The problem statement, all variables and given/known data.

1) Let $T$ be the transformation over the extended complex plane that sends the poins $0,i,-i$ to the points $0,1,\infty$. Prove that the image of the circle centered at the origin and of radius $1$ under this transformation is the line $\{re(z)=1\}$.

2) For $\alpha \in \mathbb C$ such that $|\alpha|\neq 1$, prove that the homographic transformation $T(z)=\dfrac{z-\alpha}{-\overline\alpha z+1}$ sends the circle $\{|z|=1\}$ to itself and sends $\alpha$ to $0$.

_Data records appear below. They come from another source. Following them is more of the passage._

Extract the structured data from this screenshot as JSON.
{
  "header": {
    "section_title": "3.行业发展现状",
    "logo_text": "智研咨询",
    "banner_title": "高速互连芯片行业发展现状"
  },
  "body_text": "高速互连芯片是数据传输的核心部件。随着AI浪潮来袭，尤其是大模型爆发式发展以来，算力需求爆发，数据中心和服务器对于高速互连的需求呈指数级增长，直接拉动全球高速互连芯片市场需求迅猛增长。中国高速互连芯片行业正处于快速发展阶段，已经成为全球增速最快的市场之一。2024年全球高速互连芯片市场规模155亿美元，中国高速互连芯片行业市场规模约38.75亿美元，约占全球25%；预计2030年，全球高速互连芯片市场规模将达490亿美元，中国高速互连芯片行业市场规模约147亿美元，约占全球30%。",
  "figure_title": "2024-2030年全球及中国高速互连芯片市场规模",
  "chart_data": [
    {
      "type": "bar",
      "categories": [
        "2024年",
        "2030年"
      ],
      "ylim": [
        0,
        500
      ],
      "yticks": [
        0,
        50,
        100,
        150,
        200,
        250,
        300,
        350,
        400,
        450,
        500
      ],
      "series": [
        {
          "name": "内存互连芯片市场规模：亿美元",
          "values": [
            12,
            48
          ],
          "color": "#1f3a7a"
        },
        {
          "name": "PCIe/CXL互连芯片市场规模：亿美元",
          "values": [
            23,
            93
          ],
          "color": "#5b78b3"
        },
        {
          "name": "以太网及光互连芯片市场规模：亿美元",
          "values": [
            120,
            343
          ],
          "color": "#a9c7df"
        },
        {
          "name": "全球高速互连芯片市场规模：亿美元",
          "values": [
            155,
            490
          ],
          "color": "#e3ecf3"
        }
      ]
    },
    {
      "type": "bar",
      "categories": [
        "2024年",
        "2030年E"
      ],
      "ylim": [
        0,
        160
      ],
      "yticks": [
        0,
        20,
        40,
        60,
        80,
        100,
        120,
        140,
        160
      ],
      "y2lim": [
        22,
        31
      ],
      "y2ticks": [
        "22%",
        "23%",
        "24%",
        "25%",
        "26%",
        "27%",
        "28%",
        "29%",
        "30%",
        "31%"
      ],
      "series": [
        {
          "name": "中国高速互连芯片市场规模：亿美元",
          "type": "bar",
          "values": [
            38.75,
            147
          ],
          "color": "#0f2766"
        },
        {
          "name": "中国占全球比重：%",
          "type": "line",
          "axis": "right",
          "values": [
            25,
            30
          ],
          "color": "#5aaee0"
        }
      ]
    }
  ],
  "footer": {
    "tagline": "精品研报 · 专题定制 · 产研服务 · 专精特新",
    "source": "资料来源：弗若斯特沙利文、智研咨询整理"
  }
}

The attempt at a solution.

1) Let $T(z)=\dfrac{az+b}{cz+d}$. Then, $T(0)=0$, so $b=0$. $T(i)=1$ and from this condition we get that $ai=ci+d$, so $a=c-di$. From the last condition we get that $c(-i)+d=0$, so $d=ci$. Finally, $T(z)=\dfrac{2z}{z+i}$.

Sorry if this is obvious but how do I show that for any $z \in \{|z|=1\}$, $T(z)=w$ with $w$ of the form $w=1+bi$, $b \in \mathbb R$?.

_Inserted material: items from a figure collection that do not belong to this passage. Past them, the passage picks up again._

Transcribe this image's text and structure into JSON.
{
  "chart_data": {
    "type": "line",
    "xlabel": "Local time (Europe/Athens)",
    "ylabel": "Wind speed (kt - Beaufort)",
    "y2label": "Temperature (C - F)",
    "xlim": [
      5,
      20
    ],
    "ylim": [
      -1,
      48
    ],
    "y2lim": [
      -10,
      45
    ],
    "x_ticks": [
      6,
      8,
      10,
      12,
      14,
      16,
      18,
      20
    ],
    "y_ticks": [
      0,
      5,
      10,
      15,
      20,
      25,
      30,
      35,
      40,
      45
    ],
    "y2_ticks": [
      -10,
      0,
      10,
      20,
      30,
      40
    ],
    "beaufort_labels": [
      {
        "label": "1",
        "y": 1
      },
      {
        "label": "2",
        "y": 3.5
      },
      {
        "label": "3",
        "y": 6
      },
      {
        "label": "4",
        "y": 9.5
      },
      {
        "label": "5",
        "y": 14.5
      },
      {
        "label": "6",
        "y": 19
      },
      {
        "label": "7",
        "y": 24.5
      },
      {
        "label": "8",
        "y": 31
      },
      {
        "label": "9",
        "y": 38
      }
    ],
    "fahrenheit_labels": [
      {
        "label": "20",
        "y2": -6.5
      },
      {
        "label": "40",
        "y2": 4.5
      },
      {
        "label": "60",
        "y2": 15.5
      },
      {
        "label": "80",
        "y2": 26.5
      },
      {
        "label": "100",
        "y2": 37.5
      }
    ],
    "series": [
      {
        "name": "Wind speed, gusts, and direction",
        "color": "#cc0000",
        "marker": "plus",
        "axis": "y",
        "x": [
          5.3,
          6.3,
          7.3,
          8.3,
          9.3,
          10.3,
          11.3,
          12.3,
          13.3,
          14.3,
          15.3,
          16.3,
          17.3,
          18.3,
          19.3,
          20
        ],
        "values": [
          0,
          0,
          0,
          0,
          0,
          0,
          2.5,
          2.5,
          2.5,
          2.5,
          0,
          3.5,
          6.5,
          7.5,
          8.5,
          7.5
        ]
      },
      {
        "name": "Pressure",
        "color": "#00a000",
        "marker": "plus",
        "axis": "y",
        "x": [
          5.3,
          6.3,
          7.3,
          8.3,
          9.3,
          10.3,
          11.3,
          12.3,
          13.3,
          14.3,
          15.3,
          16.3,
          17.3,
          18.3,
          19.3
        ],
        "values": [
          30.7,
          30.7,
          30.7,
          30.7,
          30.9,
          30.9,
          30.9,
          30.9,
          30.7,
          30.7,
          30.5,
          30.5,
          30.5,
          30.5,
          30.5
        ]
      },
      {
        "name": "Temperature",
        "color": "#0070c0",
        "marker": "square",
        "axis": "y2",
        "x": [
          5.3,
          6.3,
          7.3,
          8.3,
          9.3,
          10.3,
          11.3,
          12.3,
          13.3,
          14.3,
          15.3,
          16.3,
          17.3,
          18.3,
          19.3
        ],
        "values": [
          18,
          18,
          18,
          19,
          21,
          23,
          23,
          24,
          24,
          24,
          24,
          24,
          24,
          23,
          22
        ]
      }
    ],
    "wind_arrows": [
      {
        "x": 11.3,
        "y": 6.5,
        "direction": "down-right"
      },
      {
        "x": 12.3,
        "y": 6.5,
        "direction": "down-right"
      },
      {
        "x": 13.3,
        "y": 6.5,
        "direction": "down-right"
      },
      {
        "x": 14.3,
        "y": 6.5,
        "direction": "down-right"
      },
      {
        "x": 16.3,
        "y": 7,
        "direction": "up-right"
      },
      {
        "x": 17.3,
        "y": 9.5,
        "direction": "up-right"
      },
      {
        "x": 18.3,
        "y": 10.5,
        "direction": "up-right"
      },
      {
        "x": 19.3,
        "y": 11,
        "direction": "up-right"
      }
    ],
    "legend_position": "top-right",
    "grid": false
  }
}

2) I have the same problem, if $z \in \{|z|=1\}$, I want to show that $T(z)=w$ such that if $w=a+bi$, then $a^2+b^2=1$.

Edition:

I could solve 2), what I did was ${T(z)}^2=T(z) \overline {T(z)}$ and I could prove that the last expression equals to $1$.

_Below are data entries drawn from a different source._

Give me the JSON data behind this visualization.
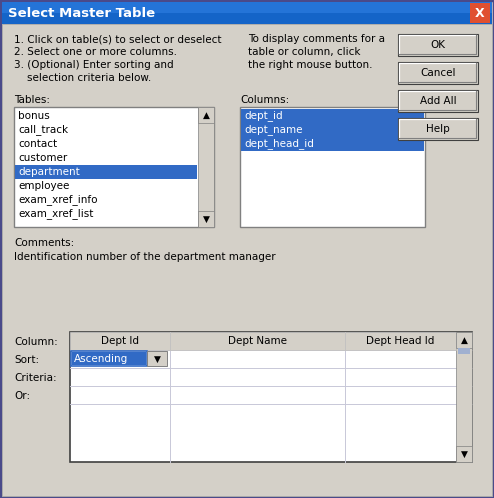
{
  "title": "Select Master Table",
  "dialog_bg": "#d4d0c8",
  "title_bar_bg": "#0a6fd4",
  "instructions": [
    "1. Click on table(s) to select or deselect",
    "2. Select one or more columns.",
    "3. (Optional) Enter sorting and",
    "    selection criteria below."
  ],
  "right_instructions": [
    "To display comments for a",
    "table or column, click",
    "the right mouse button."
  ],
  "tables_label": "Tables:",
  "tables_list": [
    "bonus",
    "call_track",
    "contact",
    "customer",
    "department",
    "employee",
    "exam_xref_info",
    "exam_xref_list"
  ],
  "tables_selected": "department",
  "columns_label": "Columns:",
  "columns_list": [
    "dept_id",
    "dept_name",
    "dept_head_id"
  ],
  "buttons": [
    "OK",
    "Cancel",
    "Add All",
    "Help"
  ],
  "comments_label": "Comments:",
  "comments_text": "Identification number of the department manager",
  "grid_row_labels": [
    "Column:",
    "Sort:",
    "Criteria:",
    "Or:"
  ],
  "grid_columns": [
    "Dept Id",
    "Dept Name",
    "Dept Head Id"
  ],
  "sort_value": "Ascending",
  "list_bg": "#ffffff",
  "selected_row_color": "#316ac5",
  "selected_text_color": "#ffffff",
  "normal_text_color": "#000000",
  "grid_line_color": "#d8d8e8",
  "font_size": 7.5,
  "title_font_size": 9.5,
  "outer_border": "#4a4a8a"
}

I would appreciate some help for 1).

Last edited: Jan 2, 2014
2. Jan 3, 2014

### Dick

For 1) if you know Mobius transformations will map circles to either lines or circles then if you just compute T(1), T(i) and T(-i) and notice they are all on the line Re(z)=1 that will do it. If you want to be more explicit I'd multiply numerator and denominator of 2z/(z+i) by z* (remembering zz*=1 since |z|=1) and then use that z=a+bi where a^2+b^2=1 and convert it to rectangular form.

3. Jan 3, 2014

Thanks Dick!